For the process trees where a repaired alignment was calculated, also a new optimal alignment was calculated for comparison. The results are shown in Table 2 where the average values of each run are averaged again. The results show that both the calculated cost and the resulting replay-fitness are not significantly different between the repaired and full alignment variants. The repaired alignments on average reports only a slightly worse replay-fitness compared to the a new optimal calculation. The average replay-fitness values are rather low, but this is typical for the behavior of the ETM in early runs. The complexity of alignment computation is measurable in the number of states, i.e., vertices in the marking-based reachability graph, it visits. When we consider the number of states visited by the alignment algorithm however, we see that the repaired version requires significantly less states (roughly a factor 2000) to compute the final result.

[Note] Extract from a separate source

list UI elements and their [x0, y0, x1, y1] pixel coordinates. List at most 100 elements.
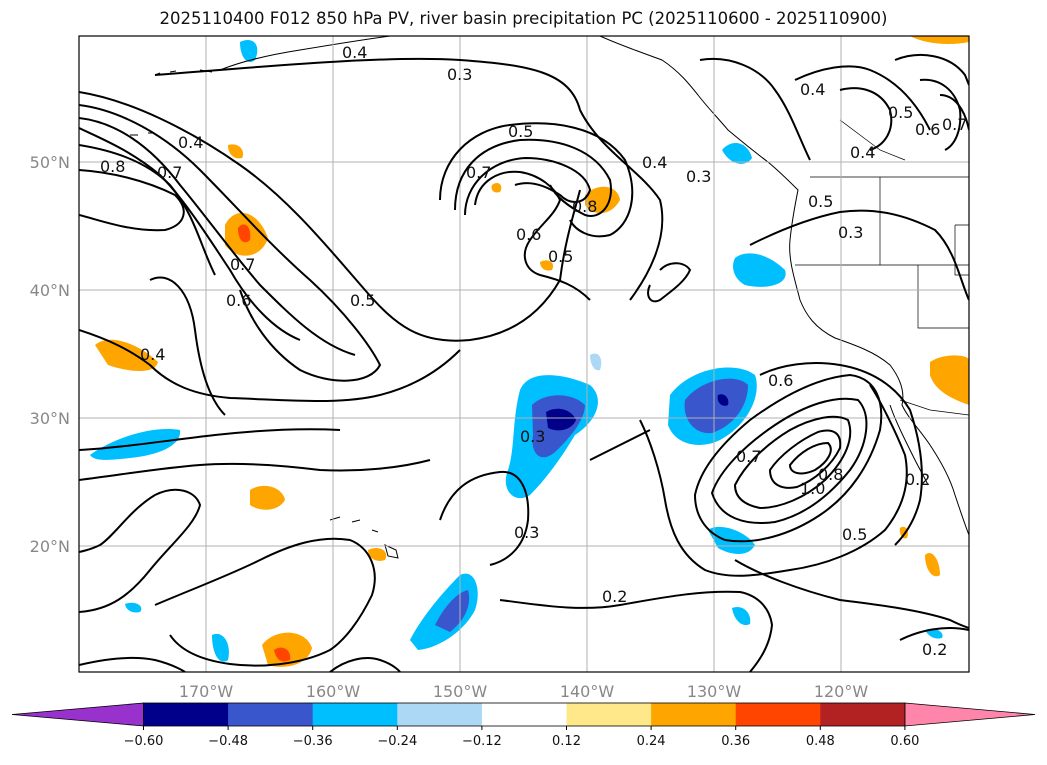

Table 2 Experimental results of ETM

These results confirm that the performance gains, as demonstrated by the significant drop in number of states required by the alignment algorithm, outweigh the decrease in accuracy, which is insignificant.

7 Conclusion

We presented a novel approach to compute alignments based on an existing alignment, instead of (re)computing the alignment from scratch. The approach needs a process model and an existing alignment in order to compute a new alignment for a similar process model. The technique extends and generalizes the technique presented in earlier work (Vázquez-Barreiros et al. 2016b).

We have shown that the technique guarantees to return sequences of moves which are in fact proper alignments. The evaluation shows that our approach always retrieves an alignment in a significantly lower, or worst-case equal, time than computing optimal alignments. Furthermore, we show that the potential loss of optimality is limited and stays within acceptable bounds. The approach has been validated with a set of random trees and event logs, resulting in more than \(10^6\) alignments. Furthermore, we show that the potential loss of optimality is limited and stays within acceptable bounds. Additionally we have integrated the approach within the Evolutionary Tree Miner (Buijs 2014). Using the integration together with a real event log, we have shown the applicability of the approach in practice. Moreover the ETM-based experiments confirm that applying alignment repair reduces the complexity of computing alignments significantly.

Future Work The current approach only focuses on the changed sub-tree and not on its surroundings and/or the nature of the root of the changed sub-tree. Depending on the type of operators in the tree, it might be possible to extend or shrink the scope of change, allowing to reduce the loss of optimality. Hence, we plan to more explicitly the process model into account when computing the scope. Moreover, we plan to develop means to predict optimality, allowing us to decide at which point it is necessary to compute an optimal alignment instead of reusing an existing one.

The speedup obtained by using alignment repair is crucial for certain areas, e.g., stream-based process mining (Burattin et al. 2014, 2015; Hassani et al. 2015; van Zelst et al. 2017, 2018b), where it is necessary to keep the model up to date based on a real-time stream of events. New streams might lead to modifications of the discovered process model [concept drift (Ostovar et al. 2016)], resulting in new process models which are not so different from the previous model. This typically happens for gradual and incremental concept drifts that are related to changes in the structure of the process model. Reusing the previous alignments potentially allows us to update conformance checking statistics in significantly less time compared to recomputing all the optimal alignments. Therefore, we plan to assess challenges and the effectiveness of the presented technique in stream-based process mining.